Мисс Джонсон тотчас скрылась в доме, а Джон Лавде, бросившись к ограде, воскликнул:
– Бога ради, замолчите, мистер Дерримен!
– Моя шкатулка! – вопил дядюшка Бенджи. – О, да это трубач!
– Ваша шкатулка в полной сохранности, поверьте мне. Я тут просто… – Трубач делано хихикнул. – …просто позволил себе немножко поухаживать…
– А, понимаю! – с облегчением вздохнул старик фермер. – Поухаживать за мисс Энн? Так вы хотите обставить моего племянничка, господин трубач! Ну что ж, тем лучше. А я, по правде сказать, никак не мог сегодня уснуть, все думал: а вдруг ваш папаша не позаботился как следует о том предмете, который я оставил ему на сохранение, – и наконец решил: пойду-ка погляжу, все ли там в порядке, а потом залягу спать. И когда я увидел тут вас двоих, мне со страху померещились не то грабители, не то французы, не то я уж и сам не знаю кто.
– Вы переполошили весь дом, – сказал трубач, услыхав, что его отец снимает в спальне со стены кремневое ружье, после чего в окне вспыхнул свет. – И поставили меня в очень неловкое положение, – добавил он мрачно, увидев, что отец распахнул окно.
– Мне очень жаль, – сказал дядюшка Бенджи. – А вы спрячьтесь. Я сейчас все улажу.
– Что тут такое происходит, черт побери? – сказал мельник, высовывая из окна голову в ночном колпаке с кисточкой.
– Ничего, ничего! – сказал дядюшка Бенджи. – Я немножко забеспокоился о моих документах и решил прогуляться сюда перед сном, ведь завтра поутру я уезжаю. А когда подошел к вашей ограде, вижу – у вас в саду воры. Только оказалось, что это… что это…
Ком земли, запущенный трубачом прямо в спину дядюшки Бенджи, послужил ему напоминанием.
– Оказалось, что это ветки вишни покачиваются на ветру. Спокойной ночи.
– Никакие воры ко мне не полезут, – сказал мельник Лавде. – А вы больше не беспокойте нас по ночам, почтеннейший, или прошу покорно меня простить, но придется вам хранить вашу коробку у себя дома. Спокойной ночи!
– Не можете ли вы, раз уж я пришел сюда… не можете ли вы взглянуть хотя бы одним глазком, цела ли шкатулка? Ну, будьте ласковы! Уважьте старика: видите, что от меня осталось. Разве такой я был когда-то! Поглядите, там ли она, где вы ее положили. Вы же такой хороший, добрый человек!
– Да уж ладно, ладно, – добродушно закивал мельник.

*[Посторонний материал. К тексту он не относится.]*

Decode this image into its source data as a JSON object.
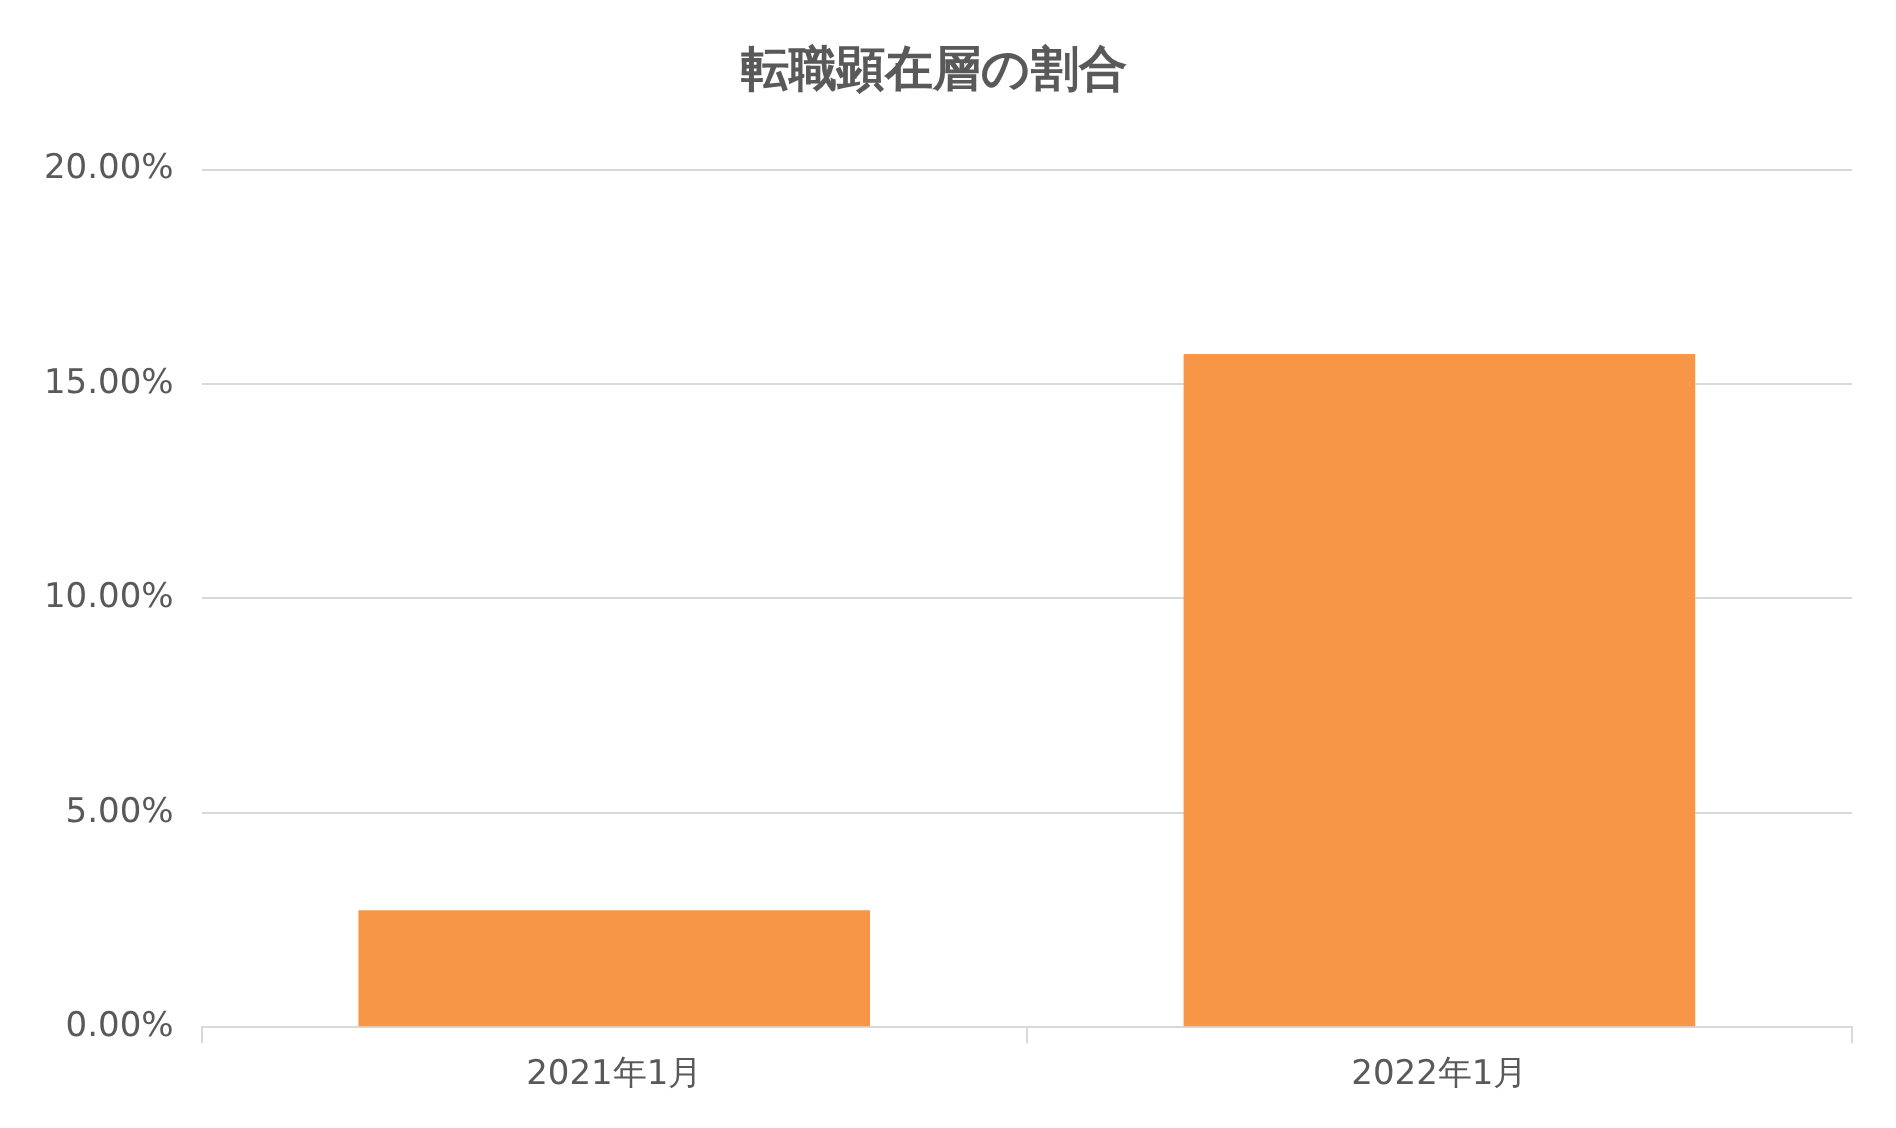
{
  "chart_data": {
    "type": "bar",
    "title": "転職顕在層の割合",
    "categories": [
      "2021年1月",
      "2022年1月"
    ],
    "values": [
      2.73,
      15.7
    ],
    "color": "#f79646",
    "ylim": [
      0,
      20
    ],
    "yticks": [
      {
        "value": 0,
        "label": "0.00%"
      },
      {
        "value": 5,
        "label": "5.00%"
      },
      {
        "value": 10,
        "label": "10.00%"
      },
      {
        "value": 15,
        "label": "15.00%"
      },
      {
        "value": 20,
        "label": "20.00%"
      }
    ],
    "grid": "y",
    "legend": false
  }
}
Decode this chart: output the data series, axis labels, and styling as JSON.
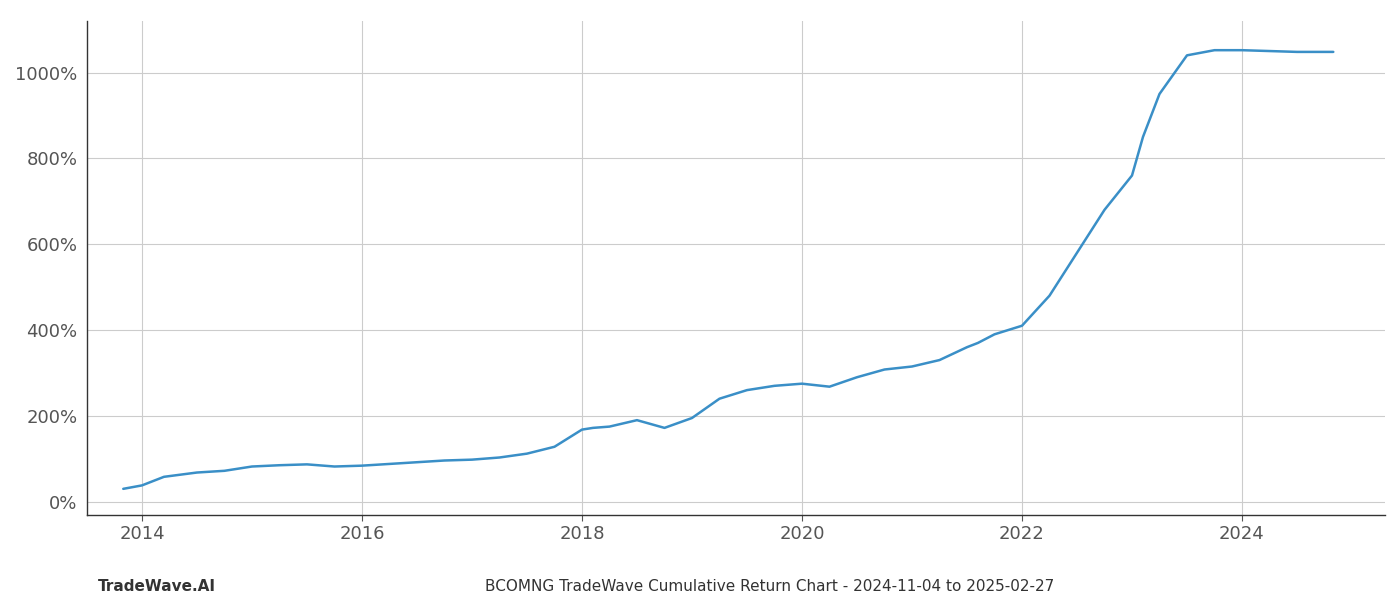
{
  "title": "BCOMNG TradeWave Cumulative Return Chart - 2024-11-04 to 2025-02-27",
  "watermark": "TradeWave.AI",
  "line_color": "#3a8fc7",
  "line_width": 1.8,
  "background_color": "#ffffff",
  "grid_color": "#cccccc",
  "x_start_year": 2013.5,
  "x_end_year": 2025.3,
  "y_min": -30,
  "y_max": 1120,
  "y_ticks": [
    0,
    200,
    400,
    600,
    800,
    1000
  ],
  "x_tick_years": [
    2014,
    2016,
    2018,
    2020,
    2022,
    2024
  ],
  "data_x": [
    2013.83,
    2014.0,
    2014.2,
    2014.5,
    2014.75,
    2015.0,
    2015.25,
    2015.5,
    2015.75,
    2016.0,
    2016.25,
    2016.5,
    2016.75,
    2017.0,
    2017.25,
    2017.5,
    2017.75,
    2018.0,
    2018.1,
    2018.25,
    2018.5,
    2018.75,
    2019.0,
    2019.25,
    2019.5,
    2019.75,
    2020.0,
    2020.25,
    2020.5,
    2020.75,
    2021.0,
    2021.25,
    2021.5,
    2021.6,
    2021.75,
    2022.0,
    2022.25,
    2022.5,
    2022.75,
    2023.0,
    2023.1,
    2023.25,
    2023.5,
    2023.75,
    2024.0,
    2024.25,
    2024.5,
    2024.83
  ],
  "data_y": [
    30,
    38,
    58,
    68,
    72,
    82,
    85,
    87,
    82,
    84,
    88,
    92,
    96,
    98,
    103,
    112,
    128,
    168,
    172,
    175,
    190,
    172,
    195,
    240,
    260,
    270,
    275,
    268,
    290,
    308,
    315,
    330,
    360,
    370,
    390,
    410,
    480,
    580,
    680,
    760,
    850,
    950,
    1040,
    1052,
    1052,
    1050,
    1048,
    1048
  ]
}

– Стойте, сосед Лавде! Я передумал! Лучше мне, пожалуй, забрать все-таки мою шкатулку домой, если вы не возражаете. Вы ведь не обидитесь на меня? Я, право, ничего плохого не думаю, но просто мне пришло в голову, что теперь мой племянник и ваш сынок стали вроде как соперниками, и Фестусу еще, чего доброго, взбредет на ум поджечь в отместку ваш дом, а тогда пропали мои документы. Не обижайтесь, дорогой мельник, но я, пожалуй, возьму обратно шкатулку, если вы ничего не имеете против.
– Ей-богу, ничего, – сказал Лавде. – Но пусть ваш племянник хорошенько подумает, прежде чем его вражда примет такой оборот.
И, отойдя от окна, он взял свечу, направился в глубь комнаты и вскоре появился снова со шкатулкой в руках.
– Я не хочу доставлять вам труд одеваться, – заботливо сказал Дерримен. – Спустите ее вниз на чем-нибудь, что подвернется под руку.
Шкатулка была спущена вниз на веревке, и старик, схватив ее в объятия, с жаром поблагодарил:
– Спасибо! Спокойной ночи!
Мельник пожелал ему того же, закрыл окно, и свет погас.
– Надеюсь, вы теперь успокоились, сударь? – спросил трубач.
– Да, вполне, вполне! – ответил Дерримен и заковылял один-одинешенек обратно, опираясь на палку.
В эту ночь Энн долго не спала, размышляя над некоторыми особенностями поведения молодой особы, появившейся в доме ее соседа. Она отнюдь не намеревалась подвергать ее критике – это было бы дурно и невеликодушно, – однако не могла и не думать о том, что сильно возбуждало ее любопытство, и мысленно спрашивала себя, обладает ли мисс Джонсон такими редкими достоинствами души и тела, которые поднимали бы ее на недосягаемую по сравнению с ней самой высоту. О да, разумеется, думала она, иначе быть не может: разве капитан Боб не отдал ей предпочтение перед всеми? Конечно, ему, повидавшему свет, лучше знать.
Когда луна зашла и только яркие летние звезды продолжали проливать свой свет на темный, влажный от росы сад, Энн почудились там чьи-то голоса. «Вероятно, это влюбленные, Боб и Матильда, вышли прогуляться перед сном, – подумала Энн. – Воображаю, как у них будут завтра слипаться глаза, и как это глупо, что Матильда прикидывалась такой усталой!» Размышляя об этом и уверяя себя, что от души желает им счастья, Энн уснула.